Sources told The Indian Express that the ministers cited Section 105 of the Act which provides for excluding 13 central legislation, including Land Acquisition (Mines) Act 1885, Atomic Energy Act, 1962, Railway Act 1989, National Highways Act 1956 and Metro Railways (Construction of Works) Act, 1978, from its purview.
They are learnt to have informed the President that the government had been advised by legal experts that since the Act came into force on January 1, 2014, unless an ordinance was issued before January 1, 2015, these 13 legislation would also come under the purview of the Right to Fair Compensation and Transparency in Land Acquisition, Rehabilitation and Resettlement Act, 2013.
However, it wasn’t just one amendment that the Cabinet cleared. Another amendment – this one in Section 10(A) of the Act – expands the list of projects that would not require Social Impact Assessment (SIA ) and prior consent of affected families.
These include projects for defence and defence production, rural infrastructure including rural electrification, affordable housing and housing for the poor, industrial corridors as well as infrastructure and social infrastructure projects including public private partnership projects wherein the ownership continues to vest with the government.
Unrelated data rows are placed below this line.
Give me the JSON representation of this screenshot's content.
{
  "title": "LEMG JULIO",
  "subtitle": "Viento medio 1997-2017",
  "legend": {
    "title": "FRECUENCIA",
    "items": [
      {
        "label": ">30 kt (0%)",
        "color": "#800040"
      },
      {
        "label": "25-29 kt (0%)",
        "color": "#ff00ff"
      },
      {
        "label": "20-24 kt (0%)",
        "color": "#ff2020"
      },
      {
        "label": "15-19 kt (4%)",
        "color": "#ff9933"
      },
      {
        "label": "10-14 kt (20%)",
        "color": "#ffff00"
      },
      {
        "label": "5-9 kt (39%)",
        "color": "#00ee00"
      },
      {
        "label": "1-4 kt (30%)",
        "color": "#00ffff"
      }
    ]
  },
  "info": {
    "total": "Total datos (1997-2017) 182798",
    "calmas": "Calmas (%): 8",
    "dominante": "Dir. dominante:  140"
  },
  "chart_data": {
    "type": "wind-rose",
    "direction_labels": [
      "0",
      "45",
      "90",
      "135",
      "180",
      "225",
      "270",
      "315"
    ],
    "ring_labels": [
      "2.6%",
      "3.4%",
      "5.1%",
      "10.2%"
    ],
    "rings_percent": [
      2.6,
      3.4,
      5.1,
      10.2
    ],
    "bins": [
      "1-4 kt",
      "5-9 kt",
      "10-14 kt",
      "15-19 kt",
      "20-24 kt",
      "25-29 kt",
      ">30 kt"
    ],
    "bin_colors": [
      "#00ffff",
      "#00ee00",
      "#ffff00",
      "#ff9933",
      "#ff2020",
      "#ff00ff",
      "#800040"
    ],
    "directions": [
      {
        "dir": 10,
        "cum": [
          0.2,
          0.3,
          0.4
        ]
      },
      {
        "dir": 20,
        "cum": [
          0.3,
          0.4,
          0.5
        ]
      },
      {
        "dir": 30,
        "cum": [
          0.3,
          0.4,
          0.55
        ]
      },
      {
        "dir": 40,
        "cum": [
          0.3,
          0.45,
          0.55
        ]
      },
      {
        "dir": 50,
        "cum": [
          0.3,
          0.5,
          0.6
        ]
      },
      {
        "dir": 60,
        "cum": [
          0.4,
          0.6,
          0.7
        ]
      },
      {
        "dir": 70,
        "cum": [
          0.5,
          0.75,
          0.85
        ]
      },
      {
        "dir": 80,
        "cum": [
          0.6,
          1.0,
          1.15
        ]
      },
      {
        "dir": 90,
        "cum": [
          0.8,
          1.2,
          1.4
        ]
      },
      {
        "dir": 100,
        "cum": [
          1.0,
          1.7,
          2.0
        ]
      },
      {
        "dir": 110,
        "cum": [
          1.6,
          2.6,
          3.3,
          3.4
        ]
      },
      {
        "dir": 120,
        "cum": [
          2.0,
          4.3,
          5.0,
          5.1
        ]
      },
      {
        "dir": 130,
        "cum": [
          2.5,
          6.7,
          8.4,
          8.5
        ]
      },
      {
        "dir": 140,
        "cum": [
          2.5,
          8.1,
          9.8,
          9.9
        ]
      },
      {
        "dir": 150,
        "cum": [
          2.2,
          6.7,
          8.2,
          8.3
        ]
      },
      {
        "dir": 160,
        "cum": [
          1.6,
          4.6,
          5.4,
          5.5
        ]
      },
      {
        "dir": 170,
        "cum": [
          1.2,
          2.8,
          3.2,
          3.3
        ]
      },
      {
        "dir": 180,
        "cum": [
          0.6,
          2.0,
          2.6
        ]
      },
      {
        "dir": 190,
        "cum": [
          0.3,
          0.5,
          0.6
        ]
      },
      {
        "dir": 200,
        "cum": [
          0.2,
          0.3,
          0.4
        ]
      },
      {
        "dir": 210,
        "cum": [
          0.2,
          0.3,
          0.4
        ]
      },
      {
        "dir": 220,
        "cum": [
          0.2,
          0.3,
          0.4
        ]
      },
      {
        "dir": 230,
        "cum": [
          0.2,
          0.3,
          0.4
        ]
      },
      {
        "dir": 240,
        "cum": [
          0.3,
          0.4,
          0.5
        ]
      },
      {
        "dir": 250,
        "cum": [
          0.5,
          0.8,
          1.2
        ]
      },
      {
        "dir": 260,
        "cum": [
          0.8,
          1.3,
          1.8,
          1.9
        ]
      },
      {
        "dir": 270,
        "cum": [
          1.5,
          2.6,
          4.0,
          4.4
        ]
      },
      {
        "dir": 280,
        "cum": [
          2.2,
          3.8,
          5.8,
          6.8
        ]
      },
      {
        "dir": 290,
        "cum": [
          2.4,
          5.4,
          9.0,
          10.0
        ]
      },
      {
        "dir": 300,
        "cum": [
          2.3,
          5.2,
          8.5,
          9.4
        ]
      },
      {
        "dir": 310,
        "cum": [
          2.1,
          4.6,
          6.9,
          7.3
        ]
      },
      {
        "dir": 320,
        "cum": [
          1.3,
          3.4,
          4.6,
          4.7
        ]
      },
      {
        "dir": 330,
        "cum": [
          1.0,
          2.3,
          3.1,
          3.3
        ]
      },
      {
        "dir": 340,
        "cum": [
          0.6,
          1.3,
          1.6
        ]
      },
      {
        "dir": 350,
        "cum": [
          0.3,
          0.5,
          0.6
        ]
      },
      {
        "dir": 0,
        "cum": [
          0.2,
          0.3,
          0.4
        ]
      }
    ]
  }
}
A government functionary agreed that there was no urgency behind amending this clause and the government could have waited for the next session of Parliament for this purpose.
While senior government functionaries have repeatedly spoken about the government’s intention to amend the Right to Fair Compensation and Transparency in the Land Acquisition, Rehabilitation and Resettlement Act, 2013, which many – both within the government and outside – feel is blocking investments coming into the country, there was no move by the government to introduce an amendment Bill in this regard in the recently-concluded session of Parliament.
Meanwhile, there is no final word on whether the President intends to grant assent to two other ordinances – one pertaining to changes in Citizenship Act, 1955 and another dealing with changes to the Arbitration andConciliation Act, 1996 – which were also cleared by the Cabinet at the same meeting on December 29.